The Arab Spring? It’s just great. The Muslim Brotherhood? Bunch of moderates. Peace in the Middle East? Looking good, except for Israeli obstructionism.
This guy who sounds like Hitler’s more hateful cousin? Obama turned him into the biggest power player in the region.
In the video footage first broadcast Friday on Mr. Youssef’s television program, Mr. Morsi addressed a rally in his hometown in the Nile Delta to denounce the Israeli blockade of Gaza.
“We must never forget, brothers, to nurse our children and our grandchildren on hatred for them: for Zionists, for Jews,” Mr. Morsi declared. Egyptian children “must feed on hatred; hatred must continue,” he said. “The hatred must go on for Allah and as a form of worshiping him.”
Hatred as a form of worship for Allah. That sums up Islam nicely.
This kind of talk isn’t some temporary aberration. It’s not an outburst of hostility. It’s hatred as an organizing principle. It’s hatred as an identity as a calculated strategy by a violent hate group that makes the KKK and the Neo-Nazis look like choirboys.
“The land of Palestine will not be freed except through resistance,” he said, praising the militant group Hamas as an extension of the Brotherhood.
“Who is our enemy?
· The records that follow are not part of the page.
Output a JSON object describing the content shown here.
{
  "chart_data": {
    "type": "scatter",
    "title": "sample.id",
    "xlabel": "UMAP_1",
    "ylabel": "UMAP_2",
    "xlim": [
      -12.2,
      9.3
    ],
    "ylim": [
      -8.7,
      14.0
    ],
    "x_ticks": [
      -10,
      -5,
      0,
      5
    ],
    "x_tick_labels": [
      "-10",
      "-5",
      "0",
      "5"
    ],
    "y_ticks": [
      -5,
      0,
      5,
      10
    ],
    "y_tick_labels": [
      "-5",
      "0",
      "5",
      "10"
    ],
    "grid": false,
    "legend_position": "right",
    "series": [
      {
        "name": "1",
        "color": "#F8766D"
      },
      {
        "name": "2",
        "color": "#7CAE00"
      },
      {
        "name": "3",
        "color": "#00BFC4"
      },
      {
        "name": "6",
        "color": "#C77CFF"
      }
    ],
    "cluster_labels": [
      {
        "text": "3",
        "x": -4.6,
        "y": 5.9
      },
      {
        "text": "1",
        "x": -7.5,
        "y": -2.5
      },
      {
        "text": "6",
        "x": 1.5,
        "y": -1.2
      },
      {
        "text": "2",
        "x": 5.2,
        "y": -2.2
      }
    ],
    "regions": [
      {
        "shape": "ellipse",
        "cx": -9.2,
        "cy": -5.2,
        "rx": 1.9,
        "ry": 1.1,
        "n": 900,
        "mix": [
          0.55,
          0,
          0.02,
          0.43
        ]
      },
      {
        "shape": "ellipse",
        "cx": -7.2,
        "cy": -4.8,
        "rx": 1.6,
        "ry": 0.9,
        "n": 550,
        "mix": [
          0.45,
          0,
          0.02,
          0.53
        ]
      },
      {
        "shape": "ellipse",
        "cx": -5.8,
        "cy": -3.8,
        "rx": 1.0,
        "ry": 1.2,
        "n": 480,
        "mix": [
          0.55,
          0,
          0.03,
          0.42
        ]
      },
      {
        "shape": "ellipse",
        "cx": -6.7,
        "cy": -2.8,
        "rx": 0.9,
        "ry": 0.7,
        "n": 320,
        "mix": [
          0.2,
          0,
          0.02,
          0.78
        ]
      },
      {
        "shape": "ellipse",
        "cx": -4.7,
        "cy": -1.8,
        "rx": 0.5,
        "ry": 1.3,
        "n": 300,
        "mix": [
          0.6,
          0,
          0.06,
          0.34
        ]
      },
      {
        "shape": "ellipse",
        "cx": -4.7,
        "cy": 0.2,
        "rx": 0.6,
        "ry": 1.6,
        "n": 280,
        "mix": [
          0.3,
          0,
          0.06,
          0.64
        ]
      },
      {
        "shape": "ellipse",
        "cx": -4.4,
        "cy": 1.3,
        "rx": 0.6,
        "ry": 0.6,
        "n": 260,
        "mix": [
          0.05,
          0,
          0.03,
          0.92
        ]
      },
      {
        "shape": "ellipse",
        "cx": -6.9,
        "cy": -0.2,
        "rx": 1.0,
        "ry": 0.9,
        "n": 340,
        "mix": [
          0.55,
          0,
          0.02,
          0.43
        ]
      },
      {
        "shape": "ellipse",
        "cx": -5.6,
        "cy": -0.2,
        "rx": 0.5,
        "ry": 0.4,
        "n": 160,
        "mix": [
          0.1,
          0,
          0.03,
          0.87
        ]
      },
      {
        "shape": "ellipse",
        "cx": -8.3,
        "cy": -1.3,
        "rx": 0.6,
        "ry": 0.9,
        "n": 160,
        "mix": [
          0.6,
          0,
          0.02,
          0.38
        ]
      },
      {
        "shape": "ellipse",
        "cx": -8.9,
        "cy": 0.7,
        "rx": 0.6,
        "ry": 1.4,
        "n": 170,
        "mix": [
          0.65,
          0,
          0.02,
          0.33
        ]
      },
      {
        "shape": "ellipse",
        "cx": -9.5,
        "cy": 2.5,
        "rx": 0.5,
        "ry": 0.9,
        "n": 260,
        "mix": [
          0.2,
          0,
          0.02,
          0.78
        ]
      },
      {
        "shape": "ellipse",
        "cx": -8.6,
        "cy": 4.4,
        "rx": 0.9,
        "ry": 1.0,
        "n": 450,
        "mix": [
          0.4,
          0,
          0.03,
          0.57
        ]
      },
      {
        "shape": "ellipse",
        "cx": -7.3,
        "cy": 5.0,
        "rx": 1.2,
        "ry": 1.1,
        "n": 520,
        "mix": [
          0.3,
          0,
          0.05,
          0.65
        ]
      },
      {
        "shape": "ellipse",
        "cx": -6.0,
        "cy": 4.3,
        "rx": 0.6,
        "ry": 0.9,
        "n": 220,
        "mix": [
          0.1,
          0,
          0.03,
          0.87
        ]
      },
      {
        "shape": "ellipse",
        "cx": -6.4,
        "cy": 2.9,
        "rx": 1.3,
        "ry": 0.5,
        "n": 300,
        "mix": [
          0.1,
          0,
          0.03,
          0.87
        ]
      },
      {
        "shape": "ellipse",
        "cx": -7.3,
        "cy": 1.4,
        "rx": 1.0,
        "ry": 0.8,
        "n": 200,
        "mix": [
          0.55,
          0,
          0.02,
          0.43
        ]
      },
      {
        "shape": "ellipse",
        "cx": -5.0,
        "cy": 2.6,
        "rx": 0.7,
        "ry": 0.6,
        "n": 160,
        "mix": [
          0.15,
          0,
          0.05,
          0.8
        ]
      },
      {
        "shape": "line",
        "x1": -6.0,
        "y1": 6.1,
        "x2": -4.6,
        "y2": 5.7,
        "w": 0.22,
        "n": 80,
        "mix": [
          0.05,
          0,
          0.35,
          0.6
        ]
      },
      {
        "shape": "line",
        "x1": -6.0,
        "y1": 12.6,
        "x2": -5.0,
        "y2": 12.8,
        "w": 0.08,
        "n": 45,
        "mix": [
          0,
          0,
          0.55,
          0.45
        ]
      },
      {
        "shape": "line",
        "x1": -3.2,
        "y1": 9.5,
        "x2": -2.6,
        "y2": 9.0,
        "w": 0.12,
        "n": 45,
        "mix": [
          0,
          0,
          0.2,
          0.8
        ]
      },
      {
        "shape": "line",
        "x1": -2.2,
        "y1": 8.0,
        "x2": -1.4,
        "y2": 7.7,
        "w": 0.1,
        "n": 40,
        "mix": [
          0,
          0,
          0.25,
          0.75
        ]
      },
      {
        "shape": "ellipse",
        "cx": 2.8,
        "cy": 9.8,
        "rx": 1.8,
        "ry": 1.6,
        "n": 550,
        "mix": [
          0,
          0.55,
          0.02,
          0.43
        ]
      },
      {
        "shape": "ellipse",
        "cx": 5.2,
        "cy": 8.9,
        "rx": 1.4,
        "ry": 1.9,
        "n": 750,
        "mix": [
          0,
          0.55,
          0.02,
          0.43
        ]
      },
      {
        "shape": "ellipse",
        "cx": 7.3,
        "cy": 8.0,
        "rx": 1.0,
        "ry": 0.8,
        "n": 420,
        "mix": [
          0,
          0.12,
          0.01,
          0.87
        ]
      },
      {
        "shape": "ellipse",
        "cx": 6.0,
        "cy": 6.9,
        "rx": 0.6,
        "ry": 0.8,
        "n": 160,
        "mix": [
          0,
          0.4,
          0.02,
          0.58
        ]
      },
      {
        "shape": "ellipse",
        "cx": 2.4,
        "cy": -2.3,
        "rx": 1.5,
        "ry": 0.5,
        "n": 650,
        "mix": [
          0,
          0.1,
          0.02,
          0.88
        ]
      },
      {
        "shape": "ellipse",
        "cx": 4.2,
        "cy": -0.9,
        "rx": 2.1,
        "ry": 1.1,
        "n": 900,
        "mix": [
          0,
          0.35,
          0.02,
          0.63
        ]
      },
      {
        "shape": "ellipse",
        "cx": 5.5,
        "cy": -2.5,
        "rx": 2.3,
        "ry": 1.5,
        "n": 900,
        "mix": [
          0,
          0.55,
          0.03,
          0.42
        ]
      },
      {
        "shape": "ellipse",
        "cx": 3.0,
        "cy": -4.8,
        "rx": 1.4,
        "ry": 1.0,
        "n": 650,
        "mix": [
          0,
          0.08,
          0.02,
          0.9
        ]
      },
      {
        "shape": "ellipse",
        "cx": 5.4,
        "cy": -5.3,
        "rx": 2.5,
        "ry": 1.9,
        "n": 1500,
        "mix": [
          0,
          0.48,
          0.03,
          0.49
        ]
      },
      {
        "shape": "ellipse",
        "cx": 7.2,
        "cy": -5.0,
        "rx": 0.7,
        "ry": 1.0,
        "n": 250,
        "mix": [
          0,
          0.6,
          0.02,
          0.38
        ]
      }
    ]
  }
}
The Zionists. Who occupies our land? The Zionists. Who hates us? The Zionists. Who destroys our lands? The Zionists,” Mr. Morsi added, lashing out at “America, France and Europe” as “Zionist” supporters.
“And the last of them is that Obama,” Mr. Morsi said. He called the American president a liar who promised the Arab world “empty meaningless words.”
This, on the other hand, was Obama’s reading of Morsi. “Mr. Obama told aides he was impressed with the Egyptian leader’s pragmatic confidence. He sensed an engineer’s precision with surprisingly little ideology.”
Yes, I think that’s what we’re all getting here.
The New York Times, true to form, insists on covering this story as if Morsi’s words were some minor roadblock that he needs to take back, but that he can’t because of the domestic political situation. They’re not just words, they are how he sees the world and what he plans to do about it.